- 28/10/2012
- Posted by: essay
- Category: Essay writing guide
Observing events requires weaving specific details of people, place, and object into some chronological order, as in the following account of a rhythm-and-blues performance by artist Bobby “Blue” Bland. The paragraph, taken from Peter Guralnick’s Lost Highway: Journeys and Arrivals of American Musicians, demonstrates how vivid, specific details (names of singers, description of barefoot dancing, titles of songs, actual dialogue and lyrics) create a dominant idea: a single night’s performance blurs into an endless series of one-night stands.

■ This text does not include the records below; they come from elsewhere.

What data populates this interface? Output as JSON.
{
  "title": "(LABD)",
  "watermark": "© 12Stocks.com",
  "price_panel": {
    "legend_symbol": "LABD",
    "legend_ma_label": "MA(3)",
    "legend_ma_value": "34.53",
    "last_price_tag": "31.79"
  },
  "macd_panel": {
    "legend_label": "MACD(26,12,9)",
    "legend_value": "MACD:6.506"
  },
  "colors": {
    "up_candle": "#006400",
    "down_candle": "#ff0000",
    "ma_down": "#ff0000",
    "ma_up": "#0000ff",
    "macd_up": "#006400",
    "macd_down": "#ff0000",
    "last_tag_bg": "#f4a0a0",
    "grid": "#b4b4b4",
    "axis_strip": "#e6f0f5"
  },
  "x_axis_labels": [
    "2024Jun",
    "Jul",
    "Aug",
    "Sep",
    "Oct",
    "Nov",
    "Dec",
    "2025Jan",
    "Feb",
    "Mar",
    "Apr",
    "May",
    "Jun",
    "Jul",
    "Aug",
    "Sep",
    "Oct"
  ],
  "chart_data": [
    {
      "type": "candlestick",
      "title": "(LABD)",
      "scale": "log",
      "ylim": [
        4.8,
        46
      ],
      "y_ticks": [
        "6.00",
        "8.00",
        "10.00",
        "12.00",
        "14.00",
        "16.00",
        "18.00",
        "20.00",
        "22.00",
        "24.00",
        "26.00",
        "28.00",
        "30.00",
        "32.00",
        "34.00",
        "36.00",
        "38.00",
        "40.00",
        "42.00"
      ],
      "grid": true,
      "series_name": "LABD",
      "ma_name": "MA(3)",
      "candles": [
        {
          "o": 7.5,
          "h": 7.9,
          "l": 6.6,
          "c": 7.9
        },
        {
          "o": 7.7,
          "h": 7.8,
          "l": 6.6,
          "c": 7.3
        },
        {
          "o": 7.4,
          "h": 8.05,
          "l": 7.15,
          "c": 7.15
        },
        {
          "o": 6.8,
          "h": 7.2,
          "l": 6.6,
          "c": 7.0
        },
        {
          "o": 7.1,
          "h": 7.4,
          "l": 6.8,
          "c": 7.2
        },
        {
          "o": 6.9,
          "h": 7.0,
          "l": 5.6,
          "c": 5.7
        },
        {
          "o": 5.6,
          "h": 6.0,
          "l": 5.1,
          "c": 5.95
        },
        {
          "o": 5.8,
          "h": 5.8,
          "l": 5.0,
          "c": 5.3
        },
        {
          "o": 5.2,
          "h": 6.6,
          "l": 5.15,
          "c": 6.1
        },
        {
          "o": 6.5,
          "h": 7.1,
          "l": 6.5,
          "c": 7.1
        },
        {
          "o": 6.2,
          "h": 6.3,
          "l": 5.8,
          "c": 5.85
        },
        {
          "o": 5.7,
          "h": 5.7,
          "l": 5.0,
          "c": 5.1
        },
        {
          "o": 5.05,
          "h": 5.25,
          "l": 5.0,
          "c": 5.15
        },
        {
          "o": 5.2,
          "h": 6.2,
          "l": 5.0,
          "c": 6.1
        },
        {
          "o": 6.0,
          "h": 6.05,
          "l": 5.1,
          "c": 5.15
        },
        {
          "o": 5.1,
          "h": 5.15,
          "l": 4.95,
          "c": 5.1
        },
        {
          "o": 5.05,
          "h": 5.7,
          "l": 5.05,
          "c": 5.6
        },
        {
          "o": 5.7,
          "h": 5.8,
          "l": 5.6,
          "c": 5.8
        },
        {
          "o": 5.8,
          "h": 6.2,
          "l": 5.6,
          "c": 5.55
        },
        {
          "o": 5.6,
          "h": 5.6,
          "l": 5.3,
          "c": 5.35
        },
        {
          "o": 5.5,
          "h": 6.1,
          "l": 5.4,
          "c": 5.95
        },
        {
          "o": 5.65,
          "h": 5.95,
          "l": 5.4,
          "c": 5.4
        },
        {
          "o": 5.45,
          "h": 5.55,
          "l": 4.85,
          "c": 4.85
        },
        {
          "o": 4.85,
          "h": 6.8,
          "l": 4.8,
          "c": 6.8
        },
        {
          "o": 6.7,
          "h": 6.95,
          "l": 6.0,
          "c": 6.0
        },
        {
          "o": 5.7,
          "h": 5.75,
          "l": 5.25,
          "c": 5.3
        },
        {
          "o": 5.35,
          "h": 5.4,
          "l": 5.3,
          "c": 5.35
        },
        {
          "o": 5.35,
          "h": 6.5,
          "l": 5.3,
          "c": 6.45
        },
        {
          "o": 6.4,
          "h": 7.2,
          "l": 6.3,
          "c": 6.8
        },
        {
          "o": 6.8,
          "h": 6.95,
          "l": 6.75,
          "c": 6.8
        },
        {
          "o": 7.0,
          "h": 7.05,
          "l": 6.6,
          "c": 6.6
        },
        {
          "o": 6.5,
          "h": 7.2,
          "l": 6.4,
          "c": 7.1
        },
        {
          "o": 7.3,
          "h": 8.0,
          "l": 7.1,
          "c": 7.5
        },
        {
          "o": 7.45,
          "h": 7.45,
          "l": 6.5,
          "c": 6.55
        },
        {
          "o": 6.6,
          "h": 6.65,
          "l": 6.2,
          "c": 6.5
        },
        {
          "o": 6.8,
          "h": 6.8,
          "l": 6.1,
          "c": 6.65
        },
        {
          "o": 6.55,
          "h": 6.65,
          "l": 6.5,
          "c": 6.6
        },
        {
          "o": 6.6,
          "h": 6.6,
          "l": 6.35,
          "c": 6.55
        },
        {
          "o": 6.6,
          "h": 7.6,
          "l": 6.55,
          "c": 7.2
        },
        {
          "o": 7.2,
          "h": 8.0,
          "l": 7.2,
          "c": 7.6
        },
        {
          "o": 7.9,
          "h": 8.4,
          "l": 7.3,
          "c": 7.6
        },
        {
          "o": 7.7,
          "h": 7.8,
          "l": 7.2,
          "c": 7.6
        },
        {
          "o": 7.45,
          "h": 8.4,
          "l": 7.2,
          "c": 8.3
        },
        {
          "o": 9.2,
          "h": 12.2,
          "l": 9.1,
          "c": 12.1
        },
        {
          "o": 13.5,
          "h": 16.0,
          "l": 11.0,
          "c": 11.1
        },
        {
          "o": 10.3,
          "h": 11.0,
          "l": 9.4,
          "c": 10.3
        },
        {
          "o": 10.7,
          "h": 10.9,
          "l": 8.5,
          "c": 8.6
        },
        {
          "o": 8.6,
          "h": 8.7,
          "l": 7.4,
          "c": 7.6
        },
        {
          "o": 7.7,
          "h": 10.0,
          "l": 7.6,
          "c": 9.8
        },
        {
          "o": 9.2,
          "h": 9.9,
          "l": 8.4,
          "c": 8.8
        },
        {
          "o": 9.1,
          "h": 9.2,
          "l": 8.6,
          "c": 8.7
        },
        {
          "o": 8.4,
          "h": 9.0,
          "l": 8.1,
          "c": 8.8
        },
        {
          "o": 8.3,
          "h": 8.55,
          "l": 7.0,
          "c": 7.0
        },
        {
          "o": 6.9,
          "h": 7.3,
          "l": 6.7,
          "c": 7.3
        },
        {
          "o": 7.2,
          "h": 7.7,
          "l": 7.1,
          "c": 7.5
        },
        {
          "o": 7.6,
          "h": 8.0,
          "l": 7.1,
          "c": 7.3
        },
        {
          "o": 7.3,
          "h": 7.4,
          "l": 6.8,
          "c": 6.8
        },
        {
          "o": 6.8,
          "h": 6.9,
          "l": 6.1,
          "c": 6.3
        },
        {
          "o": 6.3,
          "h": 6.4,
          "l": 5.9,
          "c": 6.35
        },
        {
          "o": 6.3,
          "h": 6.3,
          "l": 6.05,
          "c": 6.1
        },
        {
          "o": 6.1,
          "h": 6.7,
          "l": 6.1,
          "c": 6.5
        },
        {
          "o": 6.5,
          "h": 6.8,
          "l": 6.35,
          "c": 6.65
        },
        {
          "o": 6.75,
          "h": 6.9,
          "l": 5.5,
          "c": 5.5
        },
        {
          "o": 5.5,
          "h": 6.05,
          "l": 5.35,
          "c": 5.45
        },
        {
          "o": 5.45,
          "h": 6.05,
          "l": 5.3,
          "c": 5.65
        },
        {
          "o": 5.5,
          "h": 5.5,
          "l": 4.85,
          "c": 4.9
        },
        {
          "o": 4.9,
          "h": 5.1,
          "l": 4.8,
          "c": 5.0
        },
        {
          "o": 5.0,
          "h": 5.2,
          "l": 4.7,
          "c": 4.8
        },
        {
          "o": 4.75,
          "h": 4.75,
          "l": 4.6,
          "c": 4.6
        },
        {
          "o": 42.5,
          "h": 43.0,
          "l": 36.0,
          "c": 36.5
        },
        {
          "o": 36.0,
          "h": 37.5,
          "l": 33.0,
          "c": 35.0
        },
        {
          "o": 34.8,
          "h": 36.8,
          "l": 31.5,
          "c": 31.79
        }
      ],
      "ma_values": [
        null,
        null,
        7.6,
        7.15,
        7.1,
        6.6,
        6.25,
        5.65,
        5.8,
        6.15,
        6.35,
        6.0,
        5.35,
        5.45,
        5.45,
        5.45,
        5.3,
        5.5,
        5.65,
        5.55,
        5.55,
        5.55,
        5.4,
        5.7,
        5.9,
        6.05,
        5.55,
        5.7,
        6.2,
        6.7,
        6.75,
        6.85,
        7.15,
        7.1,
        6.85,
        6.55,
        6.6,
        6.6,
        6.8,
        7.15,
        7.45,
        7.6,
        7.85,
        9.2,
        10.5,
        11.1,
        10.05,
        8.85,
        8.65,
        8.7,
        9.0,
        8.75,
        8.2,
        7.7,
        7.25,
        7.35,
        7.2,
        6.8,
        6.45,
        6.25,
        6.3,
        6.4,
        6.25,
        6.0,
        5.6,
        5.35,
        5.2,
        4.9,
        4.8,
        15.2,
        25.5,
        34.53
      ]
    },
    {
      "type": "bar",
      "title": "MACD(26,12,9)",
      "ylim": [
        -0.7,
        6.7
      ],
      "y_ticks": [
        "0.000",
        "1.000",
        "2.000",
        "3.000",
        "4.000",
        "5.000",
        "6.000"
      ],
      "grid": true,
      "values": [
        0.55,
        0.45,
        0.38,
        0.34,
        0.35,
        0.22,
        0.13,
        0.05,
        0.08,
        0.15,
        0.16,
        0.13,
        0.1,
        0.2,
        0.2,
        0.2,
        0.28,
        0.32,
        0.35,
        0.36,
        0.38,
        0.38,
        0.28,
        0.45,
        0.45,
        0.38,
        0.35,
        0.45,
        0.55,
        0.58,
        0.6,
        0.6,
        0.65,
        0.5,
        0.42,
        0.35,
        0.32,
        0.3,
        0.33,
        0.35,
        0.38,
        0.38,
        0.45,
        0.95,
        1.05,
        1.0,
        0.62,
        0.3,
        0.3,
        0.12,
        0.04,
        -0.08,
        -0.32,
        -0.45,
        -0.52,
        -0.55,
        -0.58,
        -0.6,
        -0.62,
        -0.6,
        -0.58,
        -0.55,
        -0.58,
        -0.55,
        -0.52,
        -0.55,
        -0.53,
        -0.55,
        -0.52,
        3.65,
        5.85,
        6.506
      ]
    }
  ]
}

Every night it is exactly the same. The band, a brass-heavy ten pieces with dilapidated reading stands that say “Mel Jackson/MFs Bobby Bland’s Revue,” does a desultory thirty-minute set. Then Burnett Williams, singer, valet, bus driver, and all-around good fellow, swings affably into a succession of Al Green numbers and current soul hits. The band plays dispiritedly behind him; even the bandleader, Mel Jackson, has disappeared from the stand; but Burnett always works up a sweat, finishing out his segment with shoes kicked off, doing the barefoot to the strains of “Love and Happiness.” This invariably cracks up Mel Jackson, who reappears precisely at this point, dapper, diminutive, very much in charge. His eyes gleam and dart skittishly about the room as he laughs out loud, proclaims, “That boy doing some barefooting!” and gives Burnett a soul slap and quick little hug as the warm-up singer departs from the stage, his shoes held delicately aloft. Then it’s Show Time, Ladies and Gentlemen, a Young Man Who Needs No Introduction, he’ll Take Care of You, Further on Up the Road, won’t let you Cry No More, cause when you Cry Cry Cry he just wants to Turn On Your Lovelights, well he’s a Good-Time Charlie, and You’re the One (That He Adores), but now The Feeling is Gone and he’s Two steps From the Blues. The string of hits becomes a litany, a numbing incantation. Audience talk becomes louder and more distracted, and then Bobby “Blue” Bland appears, big, shambling, sleepy-eyed, a cigarette between his fingers, tongue licking at the edge of his lips. He plays aimlessly for a moment with the microphone, his eyes cast upwards as if for inspiration, the band kicks off, and that smooth, mellow, almost hornlike voice slides in among the three trumpets, trombone, and saxophone (guitar, bass, two drummers, and occasionally a piano round out the band). “I pity the fool / I pity the fool that falls in love with you. . . .” It is ten-thirty, and Bobby “Blue” Bland is just going to work.